L'arrangement périodique des électrons dans le cristal donne lieu à un effet que l'on peut parfois voir à la télévision. Quand un vélo ou une voiture va de plus en plus vite, au-dessus d'une certaine vitesse, les roues semblent s'arrêter puis tourner en sens inverse. En effet, la caméra prend un instantané de la roue toutes les 40 millisecondes. Si pendant ce temps les rayons régulièrement espacés de la roue se sont déplacés exactement de la distance entre les rayons, la roue semble ne plus tourner. De la même manière, en présence d'un cristal de Wigner, les excitons en mouvement semblent stationnaires à condition qu'ils se déplacent à une certaine vitesse déterminée par la séparation des électrons dans le réseau cristallin.

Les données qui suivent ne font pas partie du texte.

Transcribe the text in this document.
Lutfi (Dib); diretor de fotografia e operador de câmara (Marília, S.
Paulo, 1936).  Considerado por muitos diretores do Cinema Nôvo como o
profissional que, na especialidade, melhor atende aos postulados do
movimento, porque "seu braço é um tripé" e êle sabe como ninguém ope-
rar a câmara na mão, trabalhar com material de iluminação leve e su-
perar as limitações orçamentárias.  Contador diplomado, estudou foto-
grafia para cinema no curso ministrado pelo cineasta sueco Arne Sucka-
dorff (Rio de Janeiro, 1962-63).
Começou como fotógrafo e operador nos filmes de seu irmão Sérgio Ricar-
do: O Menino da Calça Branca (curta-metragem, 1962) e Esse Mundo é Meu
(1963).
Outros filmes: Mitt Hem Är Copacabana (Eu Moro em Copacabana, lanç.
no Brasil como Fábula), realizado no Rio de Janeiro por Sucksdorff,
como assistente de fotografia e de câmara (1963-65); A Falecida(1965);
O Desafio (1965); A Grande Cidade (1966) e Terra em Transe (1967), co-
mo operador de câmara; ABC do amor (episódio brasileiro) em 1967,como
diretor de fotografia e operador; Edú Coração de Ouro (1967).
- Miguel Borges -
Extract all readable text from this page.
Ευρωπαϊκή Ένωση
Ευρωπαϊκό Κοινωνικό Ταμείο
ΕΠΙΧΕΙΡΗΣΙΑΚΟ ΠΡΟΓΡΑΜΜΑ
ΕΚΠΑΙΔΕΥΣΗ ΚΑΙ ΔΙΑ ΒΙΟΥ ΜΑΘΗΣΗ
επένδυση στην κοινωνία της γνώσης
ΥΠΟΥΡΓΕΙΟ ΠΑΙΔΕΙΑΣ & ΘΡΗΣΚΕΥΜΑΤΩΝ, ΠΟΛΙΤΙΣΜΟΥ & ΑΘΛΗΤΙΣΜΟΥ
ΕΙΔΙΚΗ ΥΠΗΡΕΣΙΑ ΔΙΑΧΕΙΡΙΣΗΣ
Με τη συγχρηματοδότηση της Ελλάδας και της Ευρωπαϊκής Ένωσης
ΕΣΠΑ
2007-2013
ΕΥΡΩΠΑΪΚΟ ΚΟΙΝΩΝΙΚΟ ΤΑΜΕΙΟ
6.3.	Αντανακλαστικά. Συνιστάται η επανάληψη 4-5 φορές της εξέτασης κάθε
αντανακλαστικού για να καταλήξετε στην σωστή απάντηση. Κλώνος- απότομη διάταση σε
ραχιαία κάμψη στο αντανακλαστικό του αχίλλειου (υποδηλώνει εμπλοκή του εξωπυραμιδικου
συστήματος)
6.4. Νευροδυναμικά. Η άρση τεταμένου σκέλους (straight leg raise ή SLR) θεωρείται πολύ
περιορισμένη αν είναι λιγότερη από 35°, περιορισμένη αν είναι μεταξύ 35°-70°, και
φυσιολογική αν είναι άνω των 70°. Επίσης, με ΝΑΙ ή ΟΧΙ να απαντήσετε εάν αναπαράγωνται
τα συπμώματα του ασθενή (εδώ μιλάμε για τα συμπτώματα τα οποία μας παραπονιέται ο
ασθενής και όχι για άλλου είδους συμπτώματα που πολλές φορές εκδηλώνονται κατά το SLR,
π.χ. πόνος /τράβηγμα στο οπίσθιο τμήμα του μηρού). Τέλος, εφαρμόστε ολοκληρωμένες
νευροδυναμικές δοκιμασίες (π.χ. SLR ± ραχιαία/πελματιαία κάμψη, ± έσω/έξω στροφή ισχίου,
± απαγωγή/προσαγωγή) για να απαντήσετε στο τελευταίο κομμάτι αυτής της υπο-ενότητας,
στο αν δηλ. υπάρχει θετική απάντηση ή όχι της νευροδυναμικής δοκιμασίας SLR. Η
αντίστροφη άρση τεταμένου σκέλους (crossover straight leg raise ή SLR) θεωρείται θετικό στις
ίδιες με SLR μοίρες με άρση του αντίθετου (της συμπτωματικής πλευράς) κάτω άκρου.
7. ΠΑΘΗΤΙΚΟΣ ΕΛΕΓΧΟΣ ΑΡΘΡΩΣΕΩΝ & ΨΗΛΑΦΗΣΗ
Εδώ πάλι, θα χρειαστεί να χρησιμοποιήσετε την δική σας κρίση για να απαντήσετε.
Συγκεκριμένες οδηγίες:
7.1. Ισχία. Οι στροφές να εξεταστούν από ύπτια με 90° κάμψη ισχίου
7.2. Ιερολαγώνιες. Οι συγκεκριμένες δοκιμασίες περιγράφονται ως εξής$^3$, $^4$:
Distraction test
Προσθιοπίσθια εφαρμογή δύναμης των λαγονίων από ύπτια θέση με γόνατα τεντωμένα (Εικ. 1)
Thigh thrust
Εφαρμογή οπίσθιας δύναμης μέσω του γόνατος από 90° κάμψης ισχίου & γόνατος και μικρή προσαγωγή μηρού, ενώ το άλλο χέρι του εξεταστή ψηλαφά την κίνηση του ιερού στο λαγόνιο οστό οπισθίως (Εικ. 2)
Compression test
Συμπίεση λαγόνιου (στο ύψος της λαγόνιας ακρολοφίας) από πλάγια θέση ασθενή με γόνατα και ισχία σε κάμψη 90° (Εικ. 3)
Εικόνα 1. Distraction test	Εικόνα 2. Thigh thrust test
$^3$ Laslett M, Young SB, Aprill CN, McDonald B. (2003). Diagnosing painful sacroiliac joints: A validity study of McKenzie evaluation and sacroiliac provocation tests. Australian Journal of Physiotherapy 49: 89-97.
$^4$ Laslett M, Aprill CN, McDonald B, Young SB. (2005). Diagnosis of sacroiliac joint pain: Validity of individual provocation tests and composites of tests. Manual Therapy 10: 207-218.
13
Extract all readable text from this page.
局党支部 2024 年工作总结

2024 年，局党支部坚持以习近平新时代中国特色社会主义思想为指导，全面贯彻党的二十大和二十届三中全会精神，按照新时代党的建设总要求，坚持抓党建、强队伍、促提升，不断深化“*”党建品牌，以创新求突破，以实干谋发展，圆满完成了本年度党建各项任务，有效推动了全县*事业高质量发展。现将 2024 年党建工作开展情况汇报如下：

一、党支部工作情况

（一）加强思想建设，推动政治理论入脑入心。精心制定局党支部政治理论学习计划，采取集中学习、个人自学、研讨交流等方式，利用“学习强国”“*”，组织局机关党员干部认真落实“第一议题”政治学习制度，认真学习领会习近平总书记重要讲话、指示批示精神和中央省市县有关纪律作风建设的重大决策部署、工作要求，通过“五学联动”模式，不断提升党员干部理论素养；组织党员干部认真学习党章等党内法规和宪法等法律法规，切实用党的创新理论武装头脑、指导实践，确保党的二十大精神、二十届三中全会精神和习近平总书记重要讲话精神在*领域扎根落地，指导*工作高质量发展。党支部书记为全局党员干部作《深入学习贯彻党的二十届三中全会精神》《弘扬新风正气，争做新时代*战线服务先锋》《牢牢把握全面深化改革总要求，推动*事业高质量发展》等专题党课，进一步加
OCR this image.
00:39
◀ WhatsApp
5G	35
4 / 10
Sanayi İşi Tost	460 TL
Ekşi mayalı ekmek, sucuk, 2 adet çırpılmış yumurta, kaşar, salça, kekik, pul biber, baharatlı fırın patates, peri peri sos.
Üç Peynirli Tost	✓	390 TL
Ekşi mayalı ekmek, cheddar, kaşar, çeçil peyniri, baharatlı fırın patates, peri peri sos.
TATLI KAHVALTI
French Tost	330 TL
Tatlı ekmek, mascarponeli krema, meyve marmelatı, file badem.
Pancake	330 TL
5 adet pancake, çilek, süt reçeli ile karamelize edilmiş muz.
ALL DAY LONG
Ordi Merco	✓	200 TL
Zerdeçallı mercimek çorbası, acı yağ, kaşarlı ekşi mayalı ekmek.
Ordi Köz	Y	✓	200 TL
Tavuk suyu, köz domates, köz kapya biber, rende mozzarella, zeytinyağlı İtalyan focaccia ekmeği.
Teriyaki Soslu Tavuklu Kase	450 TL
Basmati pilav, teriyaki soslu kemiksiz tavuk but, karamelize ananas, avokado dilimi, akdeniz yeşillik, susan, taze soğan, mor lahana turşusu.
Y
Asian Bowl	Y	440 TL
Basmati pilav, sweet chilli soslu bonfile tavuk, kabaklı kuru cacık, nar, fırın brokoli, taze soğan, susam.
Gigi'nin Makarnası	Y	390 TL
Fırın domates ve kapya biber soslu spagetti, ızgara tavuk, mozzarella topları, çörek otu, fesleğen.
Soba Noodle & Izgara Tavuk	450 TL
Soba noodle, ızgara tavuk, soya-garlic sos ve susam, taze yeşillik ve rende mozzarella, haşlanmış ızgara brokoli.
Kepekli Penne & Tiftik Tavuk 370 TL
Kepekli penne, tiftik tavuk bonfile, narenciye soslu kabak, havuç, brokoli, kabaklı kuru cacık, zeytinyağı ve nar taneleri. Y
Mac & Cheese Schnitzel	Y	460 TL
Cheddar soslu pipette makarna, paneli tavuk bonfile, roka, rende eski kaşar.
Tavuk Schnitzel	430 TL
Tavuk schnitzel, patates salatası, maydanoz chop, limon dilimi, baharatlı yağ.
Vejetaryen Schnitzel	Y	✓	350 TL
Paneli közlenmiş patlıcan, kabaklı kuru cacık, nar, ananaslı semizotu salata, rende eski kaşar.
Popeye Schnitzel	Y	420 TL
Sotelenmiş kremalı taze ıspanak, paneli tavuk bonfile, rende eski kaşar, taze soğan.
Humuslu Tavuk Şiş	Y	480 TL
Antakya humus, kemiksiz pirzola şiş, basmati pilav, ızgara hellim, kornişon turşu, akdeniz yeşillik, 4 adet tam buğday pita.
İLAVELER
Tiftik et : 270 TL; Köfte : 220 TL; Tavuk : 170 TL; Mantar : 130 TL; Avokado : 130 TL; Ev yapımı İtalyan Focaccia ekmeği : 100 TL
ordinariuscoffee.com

Première observation directe
"Un groupe de physiciens théoriciens dirigé par Eugene Demler de l'Université Harvard, qui déménage à l'ETH cette année, avait calculé théoriquement comment cet effet devrait apparaître dans les fréquences d'excitation observées des excitons - et c'est exactement ce que nous avons observé en laboratoire, " dit Imamoğlu. Contrairement aux expériences précédentes basées sur des semi-conducteurs planaires, dans lequel les cristaux de Wigner ont été observés indirectement par des mesures de courant, c'est une confirmation directe de l'arrangement régulier des électrons dans le cristal. À l'avenir, avec leur nouvelle méthode, Imamoğlu et ses collègues espèrent étudier exactement comment les cristaux de Wigner se forment à partir d'un « liquide » désordonné d'électrons.